5. Treatment and prognosis
Pituitary cell tumors are inert benign tumors with slow growth and long recurrence intervals reported in most of the literature. Surgical resection of the tumor is currently the main treatment. Ulm et al. reported two patients who underwent only subtotal resection of the tumor due to extensive intraoperative bleeding. Because of the rich blood flow of the tumor, uncontrollable bleeding is often encountered during the removal of the tumor, which leads to difficulty in removing the tumor and leaving it residual.
Among the 26 patients reported, only 10 cases achieved total tumor resection and the rest were subtotal or partial resection. At follow-up of 3 months to 11 years, those with total tumor resection had a good prognosis and none of them had recurrence [5]; although there were reports of no recurrence, those with subtotal resection often recurred 6 months to several years after surgery and had a higher recurrence rate. Of the 9 patients reported by Brat et al, 6 had total tumor resection and no recurrence at 13-99 months; 3 had subtotal resection, 2 of which had recurrence at 20 and 26 months postoperatively, respectively, and 1 had no recurrence at 8 months follow-up. 2 of the 3 patients reported by Figarella-Branger et al had total resection and 1 had subtotal resection, with no recurrence at 2-, 4-, and 12-year postoperative follow-up. No recurrence was observed at 2-, 4-, and 12-year postoperative follow-up. Postoperative fractionated radiotherapy and stereotactic radiotherapy are routinely recommended for subtotal resection patients.
In cases of total tumor resection, there is no data to support that radiotherapy is more beneficial to the patient. Although data are limited, Kowalski et al. concluded that adjuvant chemotherapy and radiotherapy have no clear efficacy. No reports of malignant transformation or tumor spread to the cerebrospinal cord have been seen. Based on the reports in the literature, we believe that: for patients whose tumors were not completely resected, postoperative adjuvant radiotherapy is necessary to prevent tumor recurrence; for patients whose tumors were completely resected, postoperative radiotherapy and chemotherapy are not necessary, but regular review of MRI is still necessary.
6.Outlook
In conclusion, pituitary cell tumor is a kind of rare benign pituitary tumor, which can be cured by total resection under the sarcoid eye. However, in clinical practice, it should be distinguished from pituitary adenoma, saddle meningioma, craniopharyngioma and pituitary hairy cell astrocytoma.
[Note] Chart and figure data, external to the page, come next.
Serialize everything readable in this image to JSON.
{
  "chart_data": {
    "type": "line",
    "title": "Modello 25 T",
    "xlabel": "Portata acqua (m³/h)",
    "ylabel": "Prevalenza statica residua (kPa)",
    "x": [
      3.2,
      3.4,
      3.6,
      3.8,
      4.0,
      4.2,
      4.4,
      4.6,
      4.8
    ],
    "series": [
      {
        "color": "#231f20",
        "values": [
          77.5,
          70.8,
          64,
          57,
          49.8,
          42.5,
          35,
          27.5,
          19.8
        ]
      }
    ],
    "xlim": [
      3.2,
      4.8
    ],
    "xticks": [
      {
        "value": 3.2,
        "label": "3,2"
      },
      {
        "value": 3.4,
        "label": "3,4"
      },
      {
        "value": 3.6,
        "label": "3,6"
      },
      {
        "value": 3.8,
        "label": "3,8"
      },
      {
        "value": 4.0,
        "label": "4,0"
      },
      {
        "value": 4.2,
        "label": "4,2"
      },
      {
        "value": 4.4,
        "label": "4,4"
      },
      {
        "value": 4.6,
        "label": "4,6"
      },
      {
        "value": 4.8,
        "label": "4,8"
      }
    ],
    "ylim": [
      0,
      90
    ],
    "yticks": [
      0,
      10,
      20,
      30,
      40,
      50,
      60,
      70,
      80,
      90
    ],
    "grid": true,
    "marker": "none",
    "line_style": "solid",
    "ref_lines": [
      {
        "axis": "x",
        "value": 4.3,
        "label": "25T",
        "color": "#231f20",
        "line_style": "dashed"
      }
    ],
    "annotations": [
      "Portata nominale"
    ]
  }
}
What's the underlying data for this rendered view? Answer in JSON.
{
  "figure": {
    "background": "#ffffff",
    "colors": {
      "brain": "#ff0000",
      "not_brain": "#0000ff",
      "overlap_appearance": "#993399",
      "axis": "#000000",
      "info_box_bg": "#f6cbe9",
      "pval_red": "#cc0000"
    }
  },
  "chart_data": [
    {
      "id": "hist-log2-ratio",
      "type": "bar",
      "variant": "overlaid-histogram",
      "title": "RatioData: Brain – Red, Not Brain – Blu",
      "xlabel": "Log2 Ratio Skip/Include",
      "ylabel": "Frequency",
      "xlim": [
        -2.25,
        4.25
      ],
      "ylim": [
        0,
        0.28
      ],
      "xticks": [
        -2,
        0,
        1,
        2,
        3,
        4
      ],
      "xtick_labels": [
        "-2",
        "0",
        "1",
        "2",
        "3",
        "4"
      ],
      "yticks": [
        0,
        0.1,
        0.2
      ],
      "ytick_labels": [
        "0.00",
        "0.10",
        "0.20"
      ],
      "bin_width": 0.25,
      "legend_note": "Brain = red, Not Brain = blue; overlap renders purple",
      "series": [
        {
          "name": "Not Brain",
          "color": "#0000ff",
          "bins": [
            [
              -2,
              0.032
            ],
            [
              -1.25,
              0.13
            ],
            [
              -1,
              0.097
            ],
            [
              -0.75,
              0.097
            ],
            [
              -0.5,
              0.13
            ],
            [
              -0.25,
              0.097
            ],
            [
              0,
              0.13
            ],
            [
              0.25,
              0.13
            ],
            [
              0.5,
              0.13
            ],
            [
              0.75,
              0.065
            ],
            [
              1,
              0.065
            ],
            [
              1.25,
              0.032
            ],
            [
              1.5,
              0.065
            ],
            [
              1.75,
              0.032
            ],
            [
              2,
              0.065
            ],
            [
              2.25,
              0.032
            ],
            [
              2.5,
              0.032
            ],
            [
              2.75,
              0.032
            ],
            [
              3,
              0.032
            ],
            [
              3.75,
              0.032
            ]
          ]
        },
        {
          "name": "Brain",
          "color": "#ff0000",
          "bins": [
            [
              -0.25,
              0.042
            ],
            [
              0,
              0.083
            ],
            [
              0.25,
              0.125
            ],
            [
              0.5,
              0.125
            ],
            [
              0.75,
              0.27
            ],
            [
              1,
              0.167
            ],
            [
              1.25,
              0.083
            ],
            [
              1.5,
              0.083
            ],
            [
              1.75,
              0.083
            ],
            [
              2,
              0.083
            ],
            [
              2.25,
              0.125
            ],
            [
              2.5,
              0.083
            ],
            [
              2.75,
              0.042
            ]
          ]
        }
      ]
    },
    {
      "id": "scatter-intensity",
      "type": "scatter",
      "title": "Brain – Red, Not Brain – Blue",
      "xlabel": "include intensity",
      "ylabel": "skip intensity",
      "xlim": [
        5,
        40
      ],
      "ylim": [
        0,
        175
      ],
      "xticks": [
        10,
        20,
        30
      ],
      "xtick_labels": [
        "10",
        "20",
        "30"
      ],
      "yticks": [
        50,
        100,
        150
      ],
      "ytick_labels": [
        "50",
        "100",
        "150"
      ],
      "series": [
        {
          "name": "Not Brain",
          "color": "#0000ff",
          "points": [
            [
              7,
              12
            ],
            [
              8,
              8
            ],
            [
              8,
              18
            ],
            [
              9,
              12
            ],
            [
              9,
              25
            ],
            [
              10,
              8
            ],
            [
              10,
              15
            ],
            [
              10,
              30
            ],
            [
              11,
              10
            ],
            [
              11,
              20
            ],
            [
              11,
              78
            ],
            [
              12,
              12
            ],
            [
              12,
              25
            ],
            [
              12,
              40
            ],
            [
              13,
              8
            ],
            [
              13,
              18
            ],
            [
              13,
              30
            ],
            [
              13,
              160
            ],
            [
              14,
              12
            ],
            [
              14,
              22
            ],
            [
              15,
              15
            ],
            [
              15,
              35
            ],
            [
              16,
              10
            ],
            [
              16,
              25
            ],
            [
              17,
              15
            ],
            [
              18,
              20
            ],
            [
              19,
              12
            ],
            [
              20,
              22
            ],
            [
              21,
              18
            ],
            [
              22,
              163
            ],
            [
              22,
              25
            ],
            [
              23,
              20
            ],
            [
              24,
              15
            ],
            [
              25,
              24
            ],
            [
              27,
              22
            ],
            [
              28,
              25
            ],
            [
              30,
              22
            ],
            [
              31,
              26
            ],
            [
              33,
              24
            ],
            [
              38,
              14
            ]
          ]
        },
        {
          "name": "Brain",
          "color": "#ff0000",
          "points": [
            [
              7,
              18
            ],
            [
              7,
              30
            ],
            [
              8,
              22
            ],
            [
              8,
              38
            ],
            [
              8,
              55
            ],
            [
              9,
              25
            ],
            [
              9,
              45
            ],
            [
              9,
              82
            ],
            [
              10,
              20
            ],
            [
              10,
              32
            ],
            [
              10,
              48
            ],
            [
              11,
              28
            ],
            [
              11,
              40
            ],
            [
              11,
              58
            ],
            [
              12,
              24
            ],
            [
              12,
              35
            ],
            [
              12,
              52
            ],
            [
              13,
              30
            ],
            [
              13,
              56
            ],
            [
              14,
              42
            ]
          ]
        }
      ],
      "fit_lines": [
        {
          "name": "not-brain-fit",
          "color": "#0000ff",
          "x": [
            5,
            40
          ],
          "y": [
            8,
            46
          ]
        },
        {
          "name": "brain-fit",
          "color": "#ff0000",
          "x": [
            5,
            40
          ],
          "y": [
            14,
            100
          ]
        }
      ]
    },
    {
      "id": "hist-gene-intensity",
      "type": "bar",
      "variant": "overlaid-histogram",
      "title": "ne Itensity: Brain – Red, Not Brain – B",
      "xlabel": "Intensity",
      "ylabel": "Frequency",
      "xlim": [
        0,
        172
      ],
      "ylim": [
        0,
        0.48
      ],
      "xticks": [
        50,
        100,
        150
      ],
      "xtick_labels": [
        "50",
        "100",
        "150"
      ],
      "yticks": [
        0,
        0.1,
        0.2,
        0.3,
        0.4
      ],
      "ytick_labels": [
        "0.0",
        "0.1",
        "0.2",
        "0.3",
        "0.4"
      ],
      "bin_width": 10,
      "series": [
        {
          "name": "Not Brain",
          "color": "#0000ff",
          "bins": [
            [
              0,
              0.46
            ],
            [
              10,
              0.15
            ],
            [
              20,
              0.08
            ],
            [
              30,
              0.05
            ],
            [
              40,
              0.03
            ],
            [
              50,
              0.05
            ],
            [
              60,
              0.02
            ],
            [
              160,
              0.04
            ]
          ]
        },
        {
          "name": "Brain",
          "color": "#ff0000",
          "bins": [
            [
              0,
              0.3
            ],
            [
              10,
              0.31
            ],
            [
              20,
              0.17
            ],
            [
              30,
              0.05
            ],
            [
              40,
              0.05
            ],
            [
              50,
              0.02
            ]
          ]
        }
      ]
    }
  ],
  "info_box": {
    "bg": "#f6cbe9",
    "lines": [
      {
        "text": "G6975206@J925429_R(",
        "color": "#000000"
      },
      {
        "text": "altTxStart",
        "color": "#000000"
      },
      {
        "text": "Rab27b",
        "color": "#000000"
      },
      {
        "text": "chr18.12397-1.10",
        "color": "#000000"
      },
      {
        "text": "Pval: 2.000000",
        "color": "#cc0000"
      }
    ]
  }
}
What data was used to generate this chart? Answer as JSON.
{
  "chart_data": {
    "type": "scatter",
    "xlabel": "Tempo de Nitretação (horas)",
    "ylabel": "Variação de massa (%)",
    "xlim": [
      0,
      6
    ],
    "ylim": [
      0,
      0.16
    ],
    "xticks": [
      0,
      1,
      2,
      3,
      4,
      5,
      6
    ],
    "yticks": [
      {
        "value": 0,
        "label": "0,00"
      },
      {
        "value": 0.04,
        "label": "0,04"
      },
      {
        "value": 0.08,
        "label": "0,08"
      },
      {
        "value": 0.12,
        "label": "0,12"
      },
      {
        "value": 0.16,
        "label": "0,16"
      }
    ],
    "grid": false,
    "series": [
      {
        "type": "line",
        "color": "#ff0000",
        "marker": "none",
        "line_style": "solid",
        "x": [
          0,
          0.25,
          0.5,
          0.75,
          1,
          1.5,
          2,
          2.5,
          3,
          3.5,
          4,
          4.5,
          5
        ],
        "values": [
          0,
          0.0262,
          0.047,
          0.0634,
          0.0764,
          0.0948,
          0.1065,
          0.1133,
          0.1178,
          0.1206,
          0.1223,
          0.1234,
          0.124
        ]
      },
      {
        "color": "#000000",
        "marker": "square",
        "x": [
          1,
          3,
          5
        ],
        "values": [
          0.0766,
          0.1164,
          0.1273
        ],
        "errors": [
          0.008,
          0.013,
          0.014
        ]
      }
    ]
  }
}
The imaging performance is not specific, and pathological confirmation is needed to confirm the diagnosis. The tumor is rich in blood flow, and how to control bleeding and improve the total resection rate of the tumor during surgical treatment is an important issue that deserves further discussion; preoperative blood supply artery embolization may open a new path for total resection of pituitary cell tumor.